US President Joe Biden on Friday will host almost a dozen leaders from throughout the Americas as his administration establishes a new forum to bolster regional competitiveness, address migration and its causes, and offer the US as a strategic alternative to China.
The White House envisions the Americas Partnership for Economic Prosperity as a platform that sees leaders meet every couple years and ministers work in between, according to senior administration officials. The session on Friday will concentrate on deepening trade and financial relationships.
Leaders expected to come to Washington include Canadian Prime Minister Justin Trudeau and heads of government from Chile to Peru, according to the people familiar with the planning, who asked not to be identified discussing private deliberations. Amid wars in Ukraine and Israel, the meeting will be Biden’s most extensive group engagement with leaders from the Western Hemisphere since the June 2022 Summit of the Americas in Los Angeles.
All of the countries participating other than Barbados, Ecuador and Uruguay have free-trade deals with the United States. With the Biden administration unwilling to negotiate comprehensive tariff-lowering agreements with new partners, the focus is on building more resilient supply chains for things like lithium and computer chips. The group doesn’t include more protectionist Brazil and Argentina, South America’s two largest economies, but it’s open for countries to join in the future, the officials said.
The gathering comes on the heels of an agreement this month that saw Venezuela’s government pledge to allow banned opposition candidates to run in the 2024 presidential election — the first major political concession in a decade — in exchange for sanctions relief. The Biden administration considers those kinds of developments and events like Friday’s summit as enhancements for US national security, the officials said.
The meeting will include a forum on “responsible investment” on Thursday hosted by the Inter-American Development Bank. US Treasury Secretary Janet Yellen is scheduled to participate.
The US has been trying to aid countries in the region such as Ecuador to combat the surge in violence from organised crime; assist Mexico in confronting the poverty and insecurity that send undocumented migrants north; and help Panama and Costa Rica handle the waves of people passing through.
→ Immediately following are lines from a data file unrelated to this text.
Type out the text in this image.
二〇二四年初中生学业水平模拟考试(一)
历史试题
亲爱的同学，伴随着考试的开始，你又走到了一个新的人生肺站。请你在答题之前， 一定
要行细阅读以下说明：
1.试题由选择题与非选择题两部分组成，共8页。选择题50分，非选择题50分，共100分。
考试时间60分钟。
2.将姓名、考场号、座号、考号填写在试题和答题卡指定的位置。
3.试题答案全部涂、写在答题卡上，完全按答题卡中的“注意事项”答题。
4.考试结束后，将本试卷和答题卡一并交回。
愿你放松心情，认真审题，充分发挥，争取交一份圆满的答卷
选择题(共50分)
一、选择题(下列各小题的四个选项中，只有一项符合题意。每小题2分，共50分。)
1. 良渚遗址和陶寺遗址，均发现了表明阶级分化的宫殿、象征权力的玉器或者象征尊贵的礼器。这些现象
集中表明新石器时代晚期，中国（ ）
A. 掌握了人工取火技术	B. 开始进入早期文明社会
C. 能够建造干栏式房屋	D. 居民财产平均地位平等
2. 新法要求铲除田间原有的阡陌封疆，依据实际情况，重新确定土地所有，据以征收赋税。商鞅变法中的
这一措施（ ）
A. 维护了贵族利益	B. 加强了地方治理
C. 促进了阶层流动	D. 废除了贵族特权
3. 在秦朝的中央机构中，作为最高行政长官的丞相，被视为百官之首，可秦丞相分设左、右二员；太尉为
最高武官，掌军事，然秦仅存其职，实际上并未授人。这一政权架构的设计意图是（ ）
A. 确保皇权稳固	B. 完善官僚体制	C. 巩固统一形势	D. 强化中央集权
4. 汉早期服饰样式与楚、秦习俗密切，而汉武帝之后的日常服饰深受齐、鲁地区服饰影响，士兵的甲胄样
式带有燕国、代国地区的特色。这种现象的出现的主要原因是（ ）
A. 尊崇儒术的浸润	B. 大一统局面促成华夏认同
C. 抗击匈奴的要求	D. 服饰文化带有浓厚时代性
Migrant encounters on the US southern border climbed to a record 2.5 million in the year ended in September.
A White House spokesman referred to a statement from US Press Secretary Karine Jean-Pierre earlier this month saying that Biden planned at the summit to “reaffirm the United States’ commitment to work together with our partners to deepen economic integration in our hemisphere, drive more inclusive and sustainable economic growth, and tackle the underlying economic drivers of irregular migration in our hemisphere.”